При первом же намёке на Лору Гавриил отказался от вызова, и после этого оставалось лишь уйти в отставку: кодекс чести не прощал офицеру, ставшему мишенью острот, если офицер этот не находил приличного предлога для дуэли. Олексин его не нашёл, получил афронт и покрыл себя позором. Оставался последний выход: Сербия; он подготовил этот выход публичными заверениями и общественной суетой. Поставить крест на военной карьере во имя спасения братьев-славян от османского ига — выход, не требовавший объяснений, а их-то Гавриил и боялся пуще всего.
Объяснений и впрямь не потребовалось, но отставки ему не дали. Пришлось переписать рапорт и вместо отставки получить годичный отпуск «по семейным обстоятельствам». Он согласился на него, втайне решив через год всё же настоять на окончательной отставке.
А поездка в Сербию всё откладывалась и откладывалась. И вместо того чтобы ехать самому, Олексин встречал, провожал, поздравлял и напутствовал тысячи русских волонтёров, сплошным потоком ринувшихся в далёкую и незнакомую Сербию. Ехали офицеры и студенты, рядовые казаки и отставные полковники, мещане и земские деятели, купеческие сынки и крестьянские дети. Ехали «мстить нехристям» и с оружием в руках отстаивать чужую свободу; ехали за крестами и карьерой; ехали из любознательности и из равнодушия; ехали посмотреть мир или просто хоть на время удрать из родного отечества, чтобы полной грудью вдохнуть свежий ветер борьбы вдали от голубых мундиров. Ехали все, кто хотел, и кто мог, — не ехал лишь поручик Гавриил Олексин. Волонтёр номер один.
В эту ночь в последний раз пели соловьи. По смоленской традиции девушки выходили в сады и слушали последние песни, млея от восторга и ожидания. В полночь бдительные мамаши отправляли их спать, но девушки всё равно не спали, слушая соловьёв в постелях и до утра мечтая о женихах. Непременно статных, красивых, удачливых и добрых.

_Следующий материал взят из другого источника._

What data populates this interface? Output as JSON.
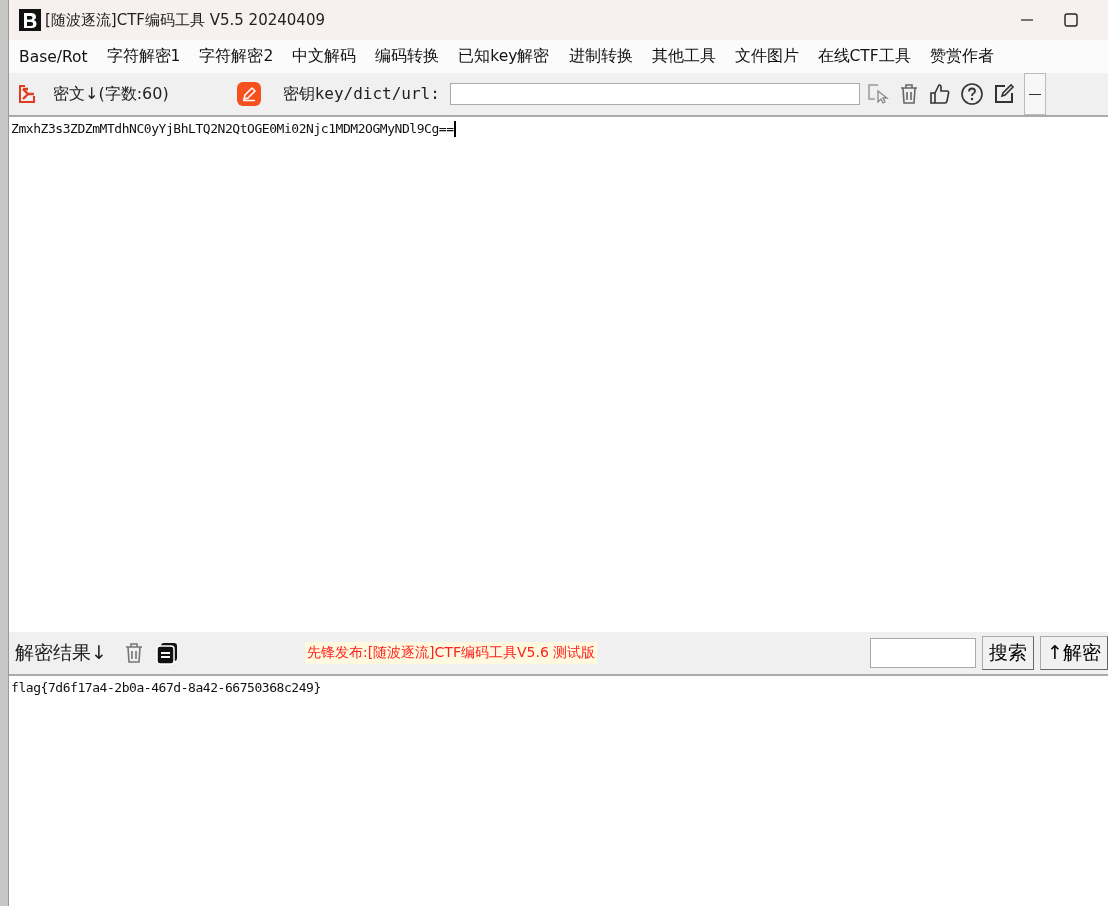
{
  "window": {
    "title": "[随波逐流]CTF编码工具 V5.5 20240409"
  },
  "menu": [
    "Base/Rot",
    "字符解密1",
    "字符解密2",
    "中文解码",
    "编码转换",
    "已知key解密",
    "进制转换",
    "其他工具",
    "文件图片",
    "在线CTF工具",
    "赞赏作者"
  ],
  "toolbar": {
    "ciphertext_label": "密文↓(字数:60)",
    "key_label": "密钥key/dict/url:"
  },
  "ciphertext": "ZmxhZ3s3ZDZmMTdhNC0yYjBhLTQ2N2QtOGE0Mi02Njc1MDM2OGMyNDl9Cg==",
  "result_bar": {
    "label": "解密结果↓",
    "notice": "先锋发布:[随波逐流]CTF编码工具V5.6 测试版",
    "search_button": "搜索",
    "decrypt_button": "↑解密"
  },
  "result": "flag{7d6f17a4-2b0a-467d-8a42-66750368c249}"
}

Варе Олексиной некому было приказывать идти спать: в их городском доме она оставалась единственной хозяйкой. И недавно представленному ей молоденькому прапорщику, стоявшему на квартире в пустующем купеческом доме, тоже некому было приказывать. Молодые люди долго слушали соловьиные переливы, перебрасываясь восторгами через забор, разделявший сады, а потом слово за слово разговорились, соловьи отошли на второй план, и офицер перепрыгнул через ограду.

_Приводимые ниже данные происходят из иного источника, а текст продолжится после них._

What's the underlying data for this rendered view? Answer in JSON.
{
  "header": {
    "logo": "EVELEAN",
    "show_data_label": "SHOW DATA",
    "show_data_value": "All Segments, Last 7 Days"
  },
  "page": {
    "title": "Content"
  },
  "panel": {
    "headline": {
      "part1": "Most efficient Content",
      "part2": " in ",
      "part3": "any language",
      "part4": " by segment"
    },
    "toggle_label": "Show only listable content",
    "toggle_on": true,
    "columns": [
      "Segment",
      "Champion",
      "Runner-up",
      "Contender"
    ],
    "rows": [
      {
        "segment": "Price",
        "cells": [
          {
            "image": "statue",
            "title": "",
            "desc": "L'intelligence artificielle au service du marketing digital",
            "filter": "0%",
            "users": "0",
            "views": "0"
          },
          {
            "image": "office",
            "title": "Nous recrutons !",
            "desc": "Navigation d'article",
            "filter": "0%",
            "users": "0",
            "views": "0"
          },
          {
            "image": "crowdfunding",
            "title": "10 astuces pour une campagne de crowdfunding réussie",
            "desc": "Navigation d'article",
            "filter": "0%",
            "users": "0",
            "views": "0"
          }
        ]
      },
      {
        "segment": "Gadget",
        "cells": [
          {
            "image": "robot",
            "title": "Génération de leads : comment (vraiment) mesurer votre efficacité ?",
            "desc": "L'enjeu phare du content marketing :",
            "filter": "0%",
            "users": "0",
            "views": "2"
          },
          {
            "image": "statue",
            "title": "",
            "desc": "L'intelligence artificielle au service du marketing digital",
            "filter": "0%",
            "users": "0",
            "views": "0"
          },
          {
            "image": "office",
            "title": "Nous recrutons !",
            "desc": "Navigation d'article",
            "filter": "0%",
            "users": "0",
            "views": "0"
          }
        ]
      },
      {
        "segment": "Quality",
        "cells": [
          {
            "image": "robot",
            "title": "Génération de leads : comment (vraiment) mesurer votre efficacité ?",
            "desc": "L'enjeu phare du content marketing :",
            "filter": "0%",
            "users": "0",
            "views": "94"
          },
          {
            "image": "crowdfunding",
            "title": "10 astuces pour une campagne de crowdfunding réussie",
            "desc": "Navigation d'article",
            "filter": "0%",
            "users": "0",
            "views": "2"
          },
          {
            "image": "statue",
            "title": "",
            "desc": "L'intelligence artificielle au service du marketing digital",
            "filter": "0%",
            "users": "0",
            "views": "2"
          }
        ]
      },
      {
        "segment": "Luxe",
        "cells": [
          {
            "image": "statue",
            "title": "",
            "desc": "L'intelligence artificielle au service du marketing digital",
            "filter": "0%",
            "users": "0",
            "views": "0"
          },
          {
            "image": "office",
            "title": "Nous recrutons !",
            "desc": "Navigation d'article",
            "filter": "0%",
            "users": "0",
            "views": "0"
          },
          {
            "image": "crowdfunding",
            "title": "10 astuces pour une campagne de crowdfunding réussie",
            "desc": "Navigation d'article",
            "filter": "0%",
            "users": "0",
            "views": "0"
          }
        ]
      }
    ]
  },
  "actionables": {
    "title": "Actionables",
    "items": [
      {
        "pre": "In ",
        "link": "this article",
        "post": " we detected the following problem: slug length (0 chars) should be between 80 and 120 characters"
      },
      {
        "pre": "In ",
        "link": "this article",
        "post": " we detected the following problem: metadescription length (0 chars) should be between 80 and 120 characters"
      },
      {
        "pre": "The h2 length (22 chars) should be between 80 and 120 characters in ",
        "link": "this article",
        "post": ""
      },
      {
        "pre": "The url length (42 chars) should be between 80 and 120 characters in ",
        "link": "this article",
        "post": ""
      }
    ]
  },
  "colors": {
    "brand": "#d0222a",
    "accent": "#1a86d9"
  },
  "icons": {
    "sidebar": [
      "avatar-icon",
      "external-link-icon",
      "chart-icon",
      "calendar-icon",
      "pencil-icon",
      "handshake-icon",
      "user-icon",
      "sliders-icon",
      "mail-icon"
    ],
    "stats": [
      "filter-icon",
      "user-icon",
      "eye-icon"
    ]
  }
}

— Варвара Ивановна, умоляю вас, не пугайтесь. Позвольте мне постоять подле вас и, если не возражаете, выкурить, две папиросы.

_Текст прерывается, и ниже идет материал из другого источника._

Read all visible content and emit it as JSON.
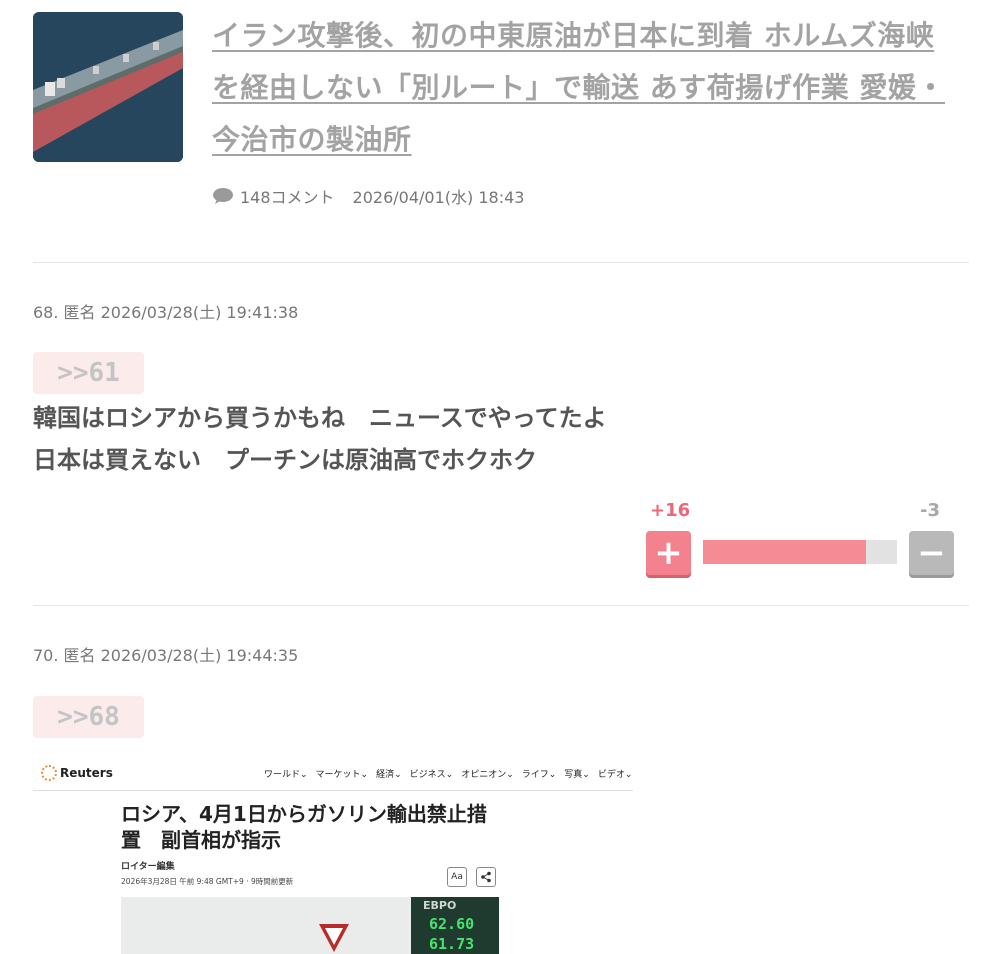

Варя испугалась, но не подала виду, решив, что всегда успеет убежать, если молодой человек вздумает вести себя непочтительно. Но прапорщик был вполне корректен, даже застенчив, говорил тихо и интересно, держал себя на расстоянии, и Варя вскоре забыла о своих девичьих страхах. Прапорщик рассказывал о Кавказе, откуда только что приехал, о мирных и немирных горцах, о тоскливой службе в крохотном гарнизоне, куда ему предстояло вернуться всего через несколько дней. Соловьи звенели восторженно и любовно, ночь была нежной и таинственной, а их возраст — возрастом бессонниц, смутных тревог и отважного желания идти навстречу друг другу. И вскоре они уже сидели рядом, и стук их сердец давно уже заглушил все соловьиные трели.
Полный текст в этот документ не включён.